Principle:Zai org CogVideo Video Tokenization
| Knowledge Sources | |
|---|---|
| Domains | Video_Generation, Representation_Learning, Discrete_Tokenization |
| Last Updated | 2026-02-10 00:00 GMT |
Overview
Video tokenization is the process of compressing a continuous video signal into a compact sequence of discrete tokens through an encoder-quantizer-decoder architecture, enabling downstream generation models to operate in a tractable discrete latent space.
Description
Raw video data is extremely high-dimensional: a short clip of 16 frames at 256x256 resolution with 3 color channels contains over 3 million values. Operating directly on this space is computationally prohibitive for generation models. Video tokenization addresses this by learning a compressed, discrete representation.
The core architecture follows an encoder-quantizer-decoder pattern:
Encoder: A neural network (typically using 3D convolutions) progressively downsamples the video in both spatial and temporal dimensions. Each downsampling step reduces the resolution while increasing the channel dimension, capturing increasingly abstract features. Causal temporal convolutions are often used to ensure that the encoding of each frame only depends on current and past frames, not future ones. This causal structure is important for autoregressive generation.
Quantizer: The continuous encoder output is mapped to discrete tokens. This discretization step is what transforms the continuous latent representation into a sequence of tokens from a finite vocabulary. Different quantization strategies exist:
- Vector Quantization (VQ): Each latent vector is mapped to the nearest entry in a learned codebook.
- Lookup-Free Quantization (LFQ): Each dimension is independently thresholded to binary values, avoiding explicit codebook lookup.
- Finite Scalar Quantization (FSQ): Each dimension is quantized to a fixed set of levels.
Decoder: A mirror of the encoder that progressively upsamples the quantized representation back to pixel space, using transposed convolutions or depth-to-space operations.
Training Objectives: The tokenizer is trained to minimize reconstruction error between the original and decoded video, with additional losses for:
- Perceptual quality (via feature-matching with pre-trained networks)

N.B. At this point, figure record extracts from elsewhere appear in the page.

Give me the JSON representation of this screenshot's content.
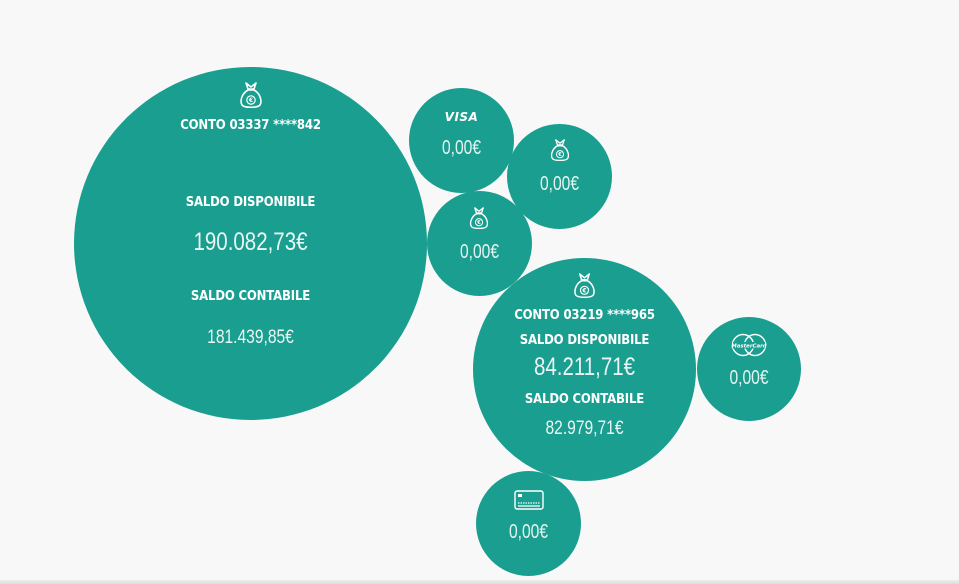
{
  "accounts": [
    {
      "title": "CONTO 03337 ****842",
      "available_label": "SALDO DISPONIBILE",
      "available_value": "190.082,73€",
      "book_label": "SALDO CONTABILE",
      "book_value": "181.439,85€",
      "icon": "money-bag-icon"
    },
    {
      "title": "CONTO 03219 ****965",
      "available_label": "SALDO DISPONIBILE",
      "available_value": "84.211,71€",
      "book_label": "SALDO CONTABILE",
      "book_value": "82.979,71€",
      "icon": "money-bag-icon"
    }
  ],
  "small_items": [
    {
      "icon": "visa-icon",
      "brand_text": "VISA",
      "value": "0,00€"
    },
    {
      "icon": "money-bag-icon",
      "value": "0,00€"
    },
    {
      "icon": "money-bag-icon",
      "value": "0,00€"
    },
    {
      "icon": "mastercard-icon",
      "brand_text": "MasterCard",
      "value": "0,00€"
    },
    {
      "icon": "credit-card-icon",
      "value": "0,00€"
    }
  ],
  "colors": {
    "bubble": "#1a9e90",
    "background": "#f8f8f9",
    "text": "#ffffff"
  }
}
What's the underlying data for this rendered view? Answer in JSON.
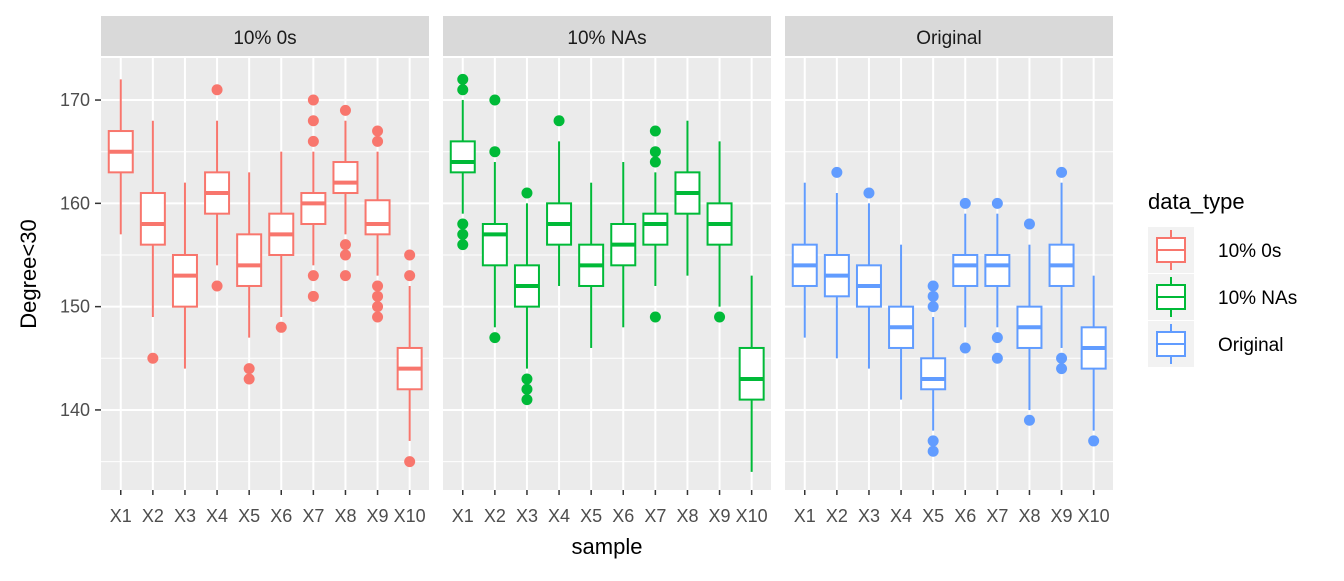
{
  "chart_data": {
    "type": "boxplot",
    "xlabel": "sample",
    "ylabel": "Degree<30",
    "ylim": [
      132.25,
      174.07
    ],
    "yticks": [
      140,
      150,
      160,
      170
    ],
    "grid": true,
    "legend": {
      "title": "data_type",
      "position": "right",
      "entries": [
        "10% 0s",
        "10% NAs",
        "Original"
      ]
    },
    "colors": {
      "10% 0s": "#F8766D",
      "10% NAs": "#00BA38",
      "Original": "#619CFF"
    },
    "categories": [
      "X1",
      "X2",
      "X3",
      "X4",
      "X5",
      "X6",
      "X7",
      "X8",
      "X9",
      "X10"
    ],
    "facets": [
      {
        "label": "10% 0s",
        "color": "#F8766D",
        "boxes": [
          {
            "low": 157,
            "q1": 163,
            "median": 165,
            "q3": 167,
            "high": 172,
            "outliers": []
          },
          {
            "low": 149,
            "q1": 156,
            "median": 158,
            "q3": 161,
            "high": 168,
            "outliers": [
              145
            ]
          },
          {
            "low": 144,
            "q1": 150,
            "median": 153,
            "q3": 155,
            "high": 162,
            "outliers": []
          },
          {
            "low": 154,
            "q1": 159,
            "median": 161,
            "q3": 163,
            "high": 168,
            "outliers": [
              171,
              152
            ]
          },
          {
            "low": 147,
            "q1": 152,
            "median": 154,
            "q3": 157,
            "high": 163,
            "outliers": [
              144,
              143
            ]
          },
          {
            "low": 149,
            "q1": 155,
            "median": 157,
            "q3": 159,
            "high": 165,
            "outliers": [
              148
            ]
          },
          {
            "low": 154,
            "q1": 158,
            "median": 160,
            "q3": 161,
            "high": 165,
            "outliers": [
              170,
              168,
              166,
              153,
              151
            ]
          },
          {
            "low": 157,
            "q1": 161,
            "median": 162,
            "q3": 164,
            "high": 168,
            "outliers": [
              169,
              156,
              155,
              153
            ]
          },
          {
            "low": 153,
            "q1": 157,
            "median": 158,
            "q3": 160.3,
            "high": 165,
            "outliers": [
              167,
              166,
              152,
              151,
              150,
              149
            ]
          },
          {
            "low": 137,
            "q1": 142,
            "median": 144,
            "q3": 146,
            "high": 152,
            "outliers": [
              155,
              153,
              135
            ]
          }
        ]
      },
      {
        "label": "10% NAs",
        "color": "#00BA38",
        "boxes": [
          {
            "low": 159,
            "q1": 163,
            "median": 164,
            "q3": 166,
            "high": 170,
            "outliers": [
              172,
              171,
              158,
              157,
              156
            ]
          },
          {
            "low": 148,
            "q1": 154,
            "median": 157,
            "q3": 158,
            "high": 164,
            "outliers": [
              170,
              165,
              147
            ]
          },
          {
            "low": 144,
            "q1": 150,
            "median": 152,
            "q3": 154,
            "high": 160,
            "outliers": [
              161,
              143,
              142,
              141
            ]
          },
          {
            "low": 152,
            "q1": 156,
            "median": 158,
            "q3": 160,
            "high": 166,
            "outliers": [
              168
            ]
          },
          {
            "low": 146,
            "q1": 152,
            "median": 154,
            "q3": 156,
            "high": 162,
            "outliers": []
          },
          {
            "low": 148,
            "q1": 154,
            "median": 156,
            "q3": 158,
            "high": 164,
            "outliers": []
          },
          {
            "low": 152,
            "q1": 156,
            "median": 158,
            "q3": 159,
            "high": 163,
            "outliers": [
              167,
              165,
              164,
              149
            ]
          },
          {
            "low": 153,
            "q1": 159,
            "median": 161,
            "q3": 163,
            "high": 168,
            "outliers": []
          },
          {
            "low": 150,
            "q1": 156,
            "median": 158,
            "q3": 160,
            "high": 166,
            "outliers": [
              149
            ]
          },
          {
            "low": 134,
            "q1": 141,
            "median": 143,
            "q3": 146,
            "high": 153,
            "outliers": []
          }
        ]
      },
      {
        "label": "Original",
        "color": "#619CFF",
        "boxes": [
          {
            "low": 147,
            "q1": 152,
            "median": 154,
            "q3": 156,
            "high": 162,
            "outliers": []
          },
          {
            "low": 145,
            "q1": 151,
            "median": 153,
            "q3": 155,
            "high": 161,
            "outliers": [
              163
            ]
          },
          {
            "low": 144,
            "q1": 150,
            "median": 152,
            "q3": 154,
            "high": 160,
            "outliers": [
              161
            ]
          },
          {
            "low": 141,
            "q1": 146,
            "median": 148,
            "q3": 150,
            "high": 156,
            "outliers": []
          },
          {
            "low": 138,
            "q1": 142,
            "median": 143,
            "q3": 145,
            "high": 149,
            "outliers": [
              152,
              151,
              150,
              137,
              136
            ]
          },
          {
            "low": 148,
            "q1": 152,
            "median": 154,
            "q3": 155,
            "high": 159,
            "outliers": [
              160,
              146
            ]
          },
          {
            "low": 148,
            "q1": 152,
            "median": 154,
            "q3": 155,
            "high": 159,
            "outliers": [
              160,
              147,
              145
            ]
          },
          {
            "low": 140,
            "q1": 146,
            "median": 148,
            "q3": 150,
            "high": 156,
            "outliers": [
              158,
              139
            ]
          },
          {
            "low": 146,
            "q1": 152,
            "median": 154,
            "q3": 156,
            "high": 162,
            "outliers": [
              163,
              145,
              144
            ]
          },
          {
            "low": 138,
            "q1": 144,
            "median": 146,
            "q3": 148,
            "high": 153,
            "outliers": [
              137
            ]
          }
        ]
      }
    ]
  }
}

- Adversarial sharpness (via discriminator networks)
- Codebook utilization (via entropy regularization)
Key design choices include the compression ratio (how many pixels are represented by each token), the codebook size (vocabulary size of the discrete space), and whether to use separate first-frame encoding (treating the initial frame differently for better temporal modeling).

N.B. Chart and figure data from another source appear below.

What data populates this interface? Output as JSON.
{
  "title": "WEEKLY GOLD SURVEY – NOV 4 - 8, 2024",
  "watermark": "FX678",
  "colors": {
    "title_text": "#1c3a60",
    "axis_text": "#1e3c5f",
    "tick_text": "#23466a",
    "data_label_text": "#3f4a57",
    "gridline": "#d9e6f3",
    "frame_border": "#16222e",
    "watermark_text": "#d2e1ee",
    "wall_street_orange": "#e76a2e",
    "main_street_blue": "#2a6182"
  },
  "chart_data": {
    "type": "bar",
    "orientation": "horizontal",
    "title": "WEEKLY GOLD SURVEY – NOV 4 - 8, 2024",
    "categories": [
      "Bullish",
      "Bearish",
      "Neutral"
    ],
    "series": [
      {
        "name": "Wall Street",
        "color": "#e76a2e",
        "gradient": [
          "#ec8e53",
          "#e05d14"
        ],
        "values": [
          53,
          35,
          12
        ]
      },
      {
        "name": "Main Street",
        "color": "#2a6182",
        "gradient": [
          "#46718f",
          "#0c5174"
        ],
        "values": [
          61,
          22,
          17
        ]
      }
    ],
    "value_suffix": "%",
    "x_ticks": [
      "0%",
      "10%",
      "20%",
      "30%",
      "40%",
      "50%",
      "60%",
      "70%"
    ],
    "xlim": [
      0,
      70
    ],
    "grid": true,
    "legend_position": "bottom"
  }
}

Once trained, the tokenizer converts video to a compact token sequence that is orders of magnitude smaller than the original pixel representation, making it feasible for autoregressive transformers or diffusion models to generate video by predicting token sequences.
Usage
Apply video tokenization as the first stage in any two-stage video generation pipeline. The tokenizer is trained once and then frozen while a second-stage model (autoregressive transformer, diffusion model, or language model) learns to generate in the discrete token space.
Theoretical Basis
Spatial and temporal compression:
Given a video V of shape (C, T, H, W), the encoder produces a latent representation Z of shape (D, T/r_t, H/r_s, W/r_s), where r_t and r_s are the temporal and spatial downsampling factors respectively. The total compression ratio is:
compression = (C * T * H * W) / (D * (T/r_t) * (H/r_s) * (W/r_s))
= (C * r_t * r_s^2) / D
Causal temporal convolution:
For a 1D convolution with kernel size k and stride s, causal padding ensures only past context is used:
padding = (k - 1, 0) (left-pad only, no right-pad) output_t = conv(input[t-k+1 : t+1])

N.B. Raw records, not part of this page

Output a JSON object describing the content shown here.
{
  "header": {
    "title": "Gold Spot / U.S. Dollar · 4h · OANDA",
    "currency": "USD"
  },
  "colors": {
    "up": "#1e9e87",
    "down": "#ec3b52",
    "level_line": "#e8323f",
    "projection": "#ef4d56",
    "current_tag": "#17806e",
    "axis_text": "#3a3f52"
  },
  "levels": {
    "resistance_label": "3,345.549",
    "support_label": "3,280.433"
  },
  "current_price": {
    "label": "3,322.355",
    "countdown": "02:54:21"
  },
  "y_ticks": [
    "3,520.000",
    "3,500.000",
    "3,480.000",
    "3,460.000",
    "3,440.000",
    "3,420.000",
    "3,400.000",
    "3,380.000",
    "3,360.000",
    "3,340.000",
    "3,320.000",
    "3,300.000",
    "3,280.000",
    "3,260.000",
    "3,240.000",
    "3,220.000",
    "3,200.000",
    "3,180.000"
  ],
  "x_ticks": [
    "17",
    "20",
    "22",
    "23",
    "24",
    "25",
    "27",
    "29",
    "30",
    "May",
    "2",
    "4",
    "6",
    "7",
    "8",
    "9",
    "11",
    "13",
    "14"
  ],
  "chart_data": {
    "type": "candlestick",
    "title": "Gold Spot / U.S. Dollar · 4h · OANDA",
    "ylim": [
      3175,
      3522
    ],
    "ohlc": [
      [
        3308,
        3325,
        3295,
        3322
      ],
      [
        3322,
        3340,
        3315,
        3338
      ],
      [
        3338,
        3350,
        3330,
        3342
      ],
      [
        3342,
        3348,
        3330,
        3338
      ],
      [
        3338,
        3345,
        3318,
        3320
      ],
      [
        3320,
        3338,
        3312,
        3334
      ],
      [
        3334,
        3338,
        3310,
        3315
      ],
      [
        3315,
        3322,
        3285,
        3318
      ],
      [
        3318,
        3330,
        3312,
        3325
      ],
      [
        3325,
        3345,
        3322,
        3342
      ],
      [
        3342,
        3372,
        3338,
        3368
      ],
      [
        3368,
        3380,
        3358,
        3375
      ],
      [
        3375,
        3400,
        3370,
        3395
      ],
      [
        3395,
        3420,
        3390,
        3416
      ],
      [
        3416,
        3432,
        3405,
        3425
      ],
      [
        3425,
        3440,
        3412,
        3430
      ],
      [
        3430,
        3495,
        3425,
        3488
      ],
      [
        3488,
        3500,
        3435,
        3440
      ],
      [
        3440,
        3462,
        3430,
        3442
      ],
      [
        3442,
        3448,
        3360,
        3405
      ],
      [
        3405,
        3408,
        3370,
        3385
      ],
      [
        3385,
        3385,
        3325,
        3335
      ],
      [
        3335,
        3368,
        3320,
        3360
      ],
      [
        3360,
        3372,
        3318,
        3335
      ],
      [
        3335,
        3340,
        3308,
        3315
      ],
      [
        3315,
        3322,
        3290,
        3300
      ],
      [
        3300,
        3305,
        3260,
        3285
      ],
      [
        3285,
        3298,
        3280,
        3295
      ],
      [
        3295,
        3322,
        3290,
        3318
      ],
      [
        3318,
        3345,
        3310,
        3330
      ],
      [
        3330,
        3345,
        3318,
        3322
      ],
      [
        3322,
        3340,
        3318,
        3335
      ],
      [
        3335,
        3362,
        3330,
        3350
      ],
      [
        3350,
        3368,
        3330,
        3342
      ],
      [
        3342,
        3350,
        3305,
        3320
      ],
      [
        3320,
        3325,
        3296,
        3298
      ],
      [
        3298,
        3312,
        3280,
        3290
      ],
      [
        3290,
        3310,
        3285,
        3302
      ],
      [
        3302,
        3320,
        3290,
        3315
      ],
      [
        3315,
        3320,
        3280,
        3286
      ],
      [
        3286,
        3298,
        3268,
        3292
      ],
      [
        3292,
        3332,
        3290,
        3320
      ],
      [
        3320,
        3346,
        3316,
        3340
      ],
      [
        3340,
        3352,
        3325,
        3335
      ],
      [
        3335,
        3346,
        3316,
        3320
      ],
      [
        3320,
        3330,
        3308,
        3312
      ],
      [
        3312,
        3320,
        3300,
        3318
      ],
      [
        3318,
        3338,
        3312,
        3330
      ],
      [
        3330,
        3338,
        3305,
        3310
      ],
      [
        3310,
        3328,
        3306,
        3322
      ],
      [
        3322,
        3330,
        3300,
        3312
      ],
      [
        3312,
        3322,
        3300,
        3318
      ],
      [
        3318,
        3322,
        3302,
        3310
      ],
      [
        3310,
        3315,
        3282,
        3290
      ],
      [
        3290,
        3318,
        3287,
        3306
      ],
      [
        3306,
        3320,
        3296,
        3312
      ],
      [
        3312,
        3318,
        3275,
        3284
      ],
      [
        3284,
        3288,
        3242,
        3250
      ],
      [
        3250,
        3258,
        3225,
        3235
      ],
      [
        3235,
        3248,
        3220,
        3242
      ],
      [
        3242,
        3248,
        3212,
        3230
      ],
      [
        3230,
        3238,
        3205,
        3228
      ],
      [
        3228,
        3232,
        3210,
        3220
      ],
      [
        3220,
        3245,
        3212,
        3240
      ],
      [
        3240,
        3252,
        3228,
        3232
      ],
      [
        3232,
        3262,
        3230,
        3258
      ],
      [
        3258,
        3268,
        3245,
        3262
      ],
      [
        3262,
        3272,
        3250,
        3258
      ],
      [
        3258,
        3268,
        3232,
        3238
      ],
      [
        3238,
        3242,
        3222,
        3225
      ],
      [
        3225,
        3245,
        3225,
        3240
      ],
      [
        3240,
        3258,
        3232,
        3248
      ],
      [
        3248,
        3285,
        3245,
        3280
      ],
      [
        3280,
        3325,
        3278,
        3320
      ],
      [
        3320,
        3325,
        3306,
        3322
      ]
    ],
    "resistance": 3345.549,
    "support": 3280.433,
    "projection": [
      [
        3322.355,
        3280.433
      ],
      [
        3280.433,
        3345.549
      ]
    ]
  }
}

This extends to 3D by applying causal padding only along the time dimension while using symmetric padding for spatial dimensions.
Discrete bottleneck:
The quantizer maps continuous encoder output z to discrete code c:
c = argmin_i ||z - e_i||^2 (VQ: nearest codebook entry) c = sign(z) (LFQ: binary thresholding)
Because argmin and sign are not differentiable, straight-through estimation is used: the forward pass uses discrete values, but gradients pass through as if the quantization step were an identity function:
z_hat = z + stop_gradient(quantize(z) - z)
Reconstruction objective:
L_recon = ||V - Decode(Quantize(Encode(V)))||^2
The total training loss combines reconstruction with perceptual, adversarial, and quantizer auxiliary losses as described in the related Video Reconstruction Loss and Perceptual Adversarial Loss principles.
Information capacity:
With a codebook of size K and spatial/temporal dimensions (T', H', W'), the tokenizer can represent:
K^(T' * H' * W') possible distinct videos
The effective bits per token is log2(K). For example, a codebook size of 1024 provides 10 bits per token.